How We Create Our Satellite Images

Our Satellite Images of the Month are based on data from the Sentinel-2 mission of the EU Copernicus programme. The mission began in 2015 with the launch of the first satellite, Sentinel-2A, and was expanded in 2017 and 2024 with the satellites Sentinel-2B and Sentinel-2C. By combining three satellites, a revisit rate of approximately 3 to 5 days is achieved, meaning that any location on Earth is overflown and imaged about every 3–5 days.

The multispectral sensors of the Sentinel-2 satellites record light reflected from the Earth’s surface in 13 spectral bands covering different wavelength ranges of the electromagnetic spectrum. Depending on the band, the spatial resolution of the images ranges from 10 to 60 metres.

Sentinel-2 data are freely available and can be accessed and downloaded via the Copernicus Data Space Ecosystem.

For our Satellite Images of the Month, we create various colour composites, each consisting of a combination of three spectral bands. We use the visible light bands red (4), green (3) and blue (2), as well as the two near-infrared bands (8 and 8A) and the shortwave infrared bands (11 and 12).

Processing is carried out using the free open-source software GRASS GIS. First, the spatial resolution of bands 8A, 11 and 12 is increased from 20 m to 10 m using a sharpening method and adapted to the other bands. For this purpose, a reference image derived from the 10 m data is created to enhance the 20 m bands to 10 m resolution. If multiple Sentinel-2 scenes are required for the final image extent, these are then mosaicked. Finally, the colour composites are calculated and exported.

True-colour composite

A true-colour composite uses the three visible light bands—red, green and blue—so that the image appears in colours very close to human visual perception. Vegetation appears green, recently harvested fields very bright, soil yellowish-brown, and roads and buildings grey. Clouds and snow appear white and are not always easy to distinguish from one another. Different vegetation types, as well as shallow water and soil, are also difficult to differentiate in this representation. In addition, such images can sometimes appear hazy, as these wavelengths penetrate the atmosphere only to a limited extent.

False-colour composites

False-colour composites do not correspond to “natural” colours but allow different surface types to be distinguished more clearly. For our satellite images, we usually select one of the following false-colour representations.

Colour Infrared

The colour-infrared representation (combination of near-infrared (band 8), red and green) is particularly well suited for identifying vegetation. Healthy vegetation appears in vivid red tones, while older vegetation appears more greenish. Soil is shown in brown and green tones, and urban areas in blue-grey. Clouds, snow and ice appear light turquoise to white.
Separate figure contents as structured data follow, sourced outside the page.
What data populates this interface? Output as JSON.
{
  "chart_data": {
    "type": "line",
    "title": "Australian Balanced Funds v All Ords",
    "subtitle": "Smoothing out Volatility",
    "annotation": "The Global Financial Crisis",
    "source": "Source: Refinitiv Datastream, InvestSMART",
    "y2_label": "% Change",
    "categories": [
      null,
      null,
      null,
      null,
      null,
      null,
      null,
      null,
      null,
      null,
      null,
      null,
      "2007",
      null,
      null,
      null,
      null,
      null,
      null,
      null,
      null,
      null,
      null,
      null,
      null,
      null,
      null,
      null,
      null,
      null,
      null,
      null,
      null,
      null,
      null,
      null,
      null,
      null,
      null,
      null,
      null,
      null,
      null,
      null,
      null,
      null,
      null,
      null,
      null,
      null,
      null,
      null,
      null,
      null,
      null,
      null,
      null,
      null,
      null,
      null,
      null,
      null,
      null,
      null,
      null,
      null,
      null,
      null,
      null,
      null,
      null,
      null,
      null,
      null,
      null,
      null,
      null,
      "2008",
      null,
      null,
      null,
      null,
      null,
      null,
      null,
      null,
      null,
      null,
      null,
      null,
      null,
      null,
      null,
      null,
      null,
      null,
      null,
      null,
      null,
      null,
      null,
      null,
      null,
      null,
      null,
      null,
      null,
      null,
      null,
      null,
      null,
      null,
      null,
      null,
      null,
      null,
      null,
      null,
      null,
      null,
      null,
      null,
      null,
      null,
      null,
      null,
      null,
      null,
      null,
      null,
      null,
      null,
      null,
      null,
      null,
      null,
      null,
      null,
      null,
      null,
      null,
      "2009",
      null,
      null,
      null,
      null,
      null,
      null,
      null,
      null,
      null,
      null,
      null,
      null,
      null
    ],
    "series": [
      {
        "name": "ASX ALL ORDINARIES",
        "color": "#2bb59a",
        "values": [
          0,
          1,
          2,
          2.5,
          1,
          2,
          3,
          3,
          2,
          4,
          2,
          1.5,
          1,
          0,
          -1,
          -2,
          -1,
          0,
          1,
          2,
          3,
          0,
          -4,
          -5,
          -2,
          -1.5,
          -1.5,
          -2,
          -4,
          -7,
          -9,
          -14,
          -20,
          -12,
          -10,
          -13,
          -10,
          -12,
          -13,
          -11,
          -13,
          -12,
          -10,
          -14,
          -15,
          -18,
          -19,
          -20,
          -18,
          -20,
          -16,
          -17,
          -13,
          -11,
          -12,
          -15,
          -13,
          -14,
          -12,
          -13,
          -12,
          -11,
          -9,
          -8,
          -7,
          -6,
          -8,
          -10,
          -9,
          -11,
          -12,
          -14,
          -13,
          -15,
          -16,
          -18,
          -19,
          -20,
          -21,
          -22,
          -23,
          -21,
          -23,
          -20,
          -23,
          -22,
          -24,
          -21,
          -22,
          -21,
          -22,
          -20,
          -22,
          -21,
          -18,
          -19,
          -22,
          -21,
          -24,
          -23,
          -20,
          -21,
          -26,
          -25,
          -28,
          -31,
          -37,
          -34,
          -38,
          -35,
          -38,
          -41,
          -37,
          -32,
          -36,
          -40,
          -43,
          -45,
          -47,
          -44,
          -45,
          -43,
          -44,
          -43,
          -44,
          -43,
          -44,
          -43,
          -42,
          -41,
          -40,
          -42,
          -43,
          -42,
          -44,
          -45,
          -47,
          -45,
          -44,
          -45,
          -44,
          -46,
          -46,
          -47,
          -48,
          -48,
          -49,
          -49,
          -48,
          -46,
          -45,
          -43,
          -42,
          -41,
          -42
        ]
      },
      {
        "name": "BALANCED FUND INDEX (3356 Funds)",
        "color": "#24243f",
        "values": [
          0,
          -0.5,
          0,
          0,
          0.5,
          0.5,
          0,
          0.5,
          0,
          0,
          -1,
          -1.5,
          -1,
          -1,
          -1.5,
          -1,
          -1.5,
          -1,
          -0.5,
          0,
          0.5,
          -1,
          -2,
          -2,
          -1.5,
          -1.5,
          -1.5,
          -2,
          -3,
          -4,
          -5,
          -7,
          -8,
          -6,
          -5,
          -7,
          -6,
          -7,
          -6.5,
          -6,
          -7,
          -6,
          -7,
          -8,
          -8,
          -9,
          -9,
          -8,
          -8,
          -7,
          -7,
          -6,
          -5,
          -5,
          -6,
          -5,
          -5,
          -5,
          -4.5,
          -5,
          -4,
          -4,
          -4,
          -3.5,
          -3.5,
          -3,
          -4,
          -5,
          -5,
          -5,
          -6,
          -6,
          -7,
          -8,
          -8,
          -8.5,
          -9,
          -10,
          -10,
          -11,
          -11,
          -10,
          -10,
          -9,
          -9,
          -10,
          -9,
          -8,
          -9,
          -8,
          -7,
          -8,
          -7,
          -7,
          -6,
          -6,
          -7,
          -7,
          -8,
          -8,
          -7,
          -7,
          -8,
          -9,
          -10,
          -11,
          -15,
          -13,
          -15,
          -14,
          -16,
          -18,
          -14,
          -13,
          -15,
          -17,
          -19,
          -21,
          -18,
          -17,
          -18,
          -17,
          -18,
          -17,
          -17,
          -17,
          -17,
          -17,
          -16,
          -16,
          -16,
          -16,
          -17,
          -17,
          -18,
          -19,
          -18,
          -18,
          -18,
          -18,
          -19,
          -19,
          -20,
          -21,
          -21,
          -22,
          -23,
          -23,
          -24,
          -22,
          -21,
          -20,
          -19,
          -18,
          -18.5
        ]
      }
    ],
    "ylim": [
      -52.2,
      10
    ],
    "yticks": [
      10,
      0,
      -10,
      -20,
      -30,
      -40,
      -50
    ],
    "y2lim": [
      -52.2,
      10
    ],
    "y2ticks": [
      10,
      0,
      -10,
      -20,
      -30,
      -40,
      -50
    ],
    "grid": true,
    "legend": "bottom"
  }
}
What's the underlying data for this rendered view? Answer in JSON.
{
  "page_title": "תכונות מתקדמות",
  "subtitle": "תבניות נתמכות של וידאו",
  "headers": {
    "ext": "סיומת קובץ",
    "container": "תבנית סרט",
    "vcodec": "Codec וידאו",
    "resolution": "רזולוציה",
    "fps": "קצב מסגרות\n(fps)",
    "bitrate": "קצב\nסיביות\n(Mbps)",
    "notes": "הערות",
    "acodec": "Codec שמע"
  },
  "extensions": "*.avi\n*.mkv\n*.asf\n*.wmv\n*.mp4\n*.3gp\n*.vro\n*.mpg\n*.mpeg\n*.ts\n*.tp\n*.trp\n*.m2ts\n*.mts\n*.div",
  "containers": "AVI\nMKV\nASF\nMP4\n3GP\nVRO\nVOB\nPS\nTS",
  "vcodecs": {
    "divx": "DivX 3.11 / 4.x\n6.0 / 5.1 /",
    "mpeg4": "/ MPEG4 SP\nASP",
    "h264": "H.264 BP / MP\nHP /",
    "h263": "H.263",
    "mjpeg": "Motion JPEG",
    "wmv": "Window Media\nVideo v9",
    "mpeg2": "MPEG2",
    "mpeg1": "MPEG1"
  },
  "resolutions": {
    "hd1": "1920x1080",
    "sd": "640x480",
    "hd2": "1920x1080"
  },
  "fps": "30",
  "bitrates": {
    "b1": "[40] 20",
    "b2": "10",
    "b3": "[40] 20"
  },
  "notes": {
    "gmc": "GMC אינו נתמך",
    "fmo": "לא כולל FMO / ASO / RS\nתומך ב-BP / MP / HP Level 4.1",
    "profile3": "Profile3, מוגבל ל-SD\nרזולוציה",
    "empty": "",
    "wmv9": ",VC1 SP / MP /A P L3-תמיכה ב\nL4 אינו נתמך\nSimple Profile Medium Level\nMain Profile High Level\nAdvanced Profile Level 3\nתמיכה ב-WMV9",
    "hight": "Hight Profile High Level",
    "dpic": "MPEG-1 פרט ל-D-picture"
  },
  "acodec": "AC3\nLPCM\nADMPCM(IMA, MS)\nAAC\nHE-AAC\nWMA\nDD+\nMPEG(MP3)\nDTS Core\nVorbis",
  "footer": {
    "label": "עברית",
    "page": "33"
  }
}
Land/Water: distinguishing land and water

The combination of bands 8A, 11 and 4 is especially useful for distinguishing between land and water surfaces. Healthy vegetation appears orange, older vegetation green. Soil and clouds appear in various shades of green, while water is shown in blue and violet tones. Ice appears in a striking magenta colour.

Vegetation analysis: focus on vegetation

Changing the band order to 11, 8A and 4 creates a representation that is particularly suitable for vegetation analysis. Healthy vegetation appears in bright green tones and can be very easily distinguished from soil, which ranges from pink (e.g. harvested fields) to vivid magenta (e.g. cleared rainforest). Clouds appear white, water dark blue to black, and ice a strong blue. Cities are shown in light grey to light pink.

Atmospheric penetration

Another band combination used is 12, 11 and 8A. The two shortwave infrared bands (11 and 12) penetrate the atmosphere better than shorter wavelengths, making this representation particularly high in contrast and clarity. Water appears almost black, vegetation is shown in various shades of blue, and soil appears yellow.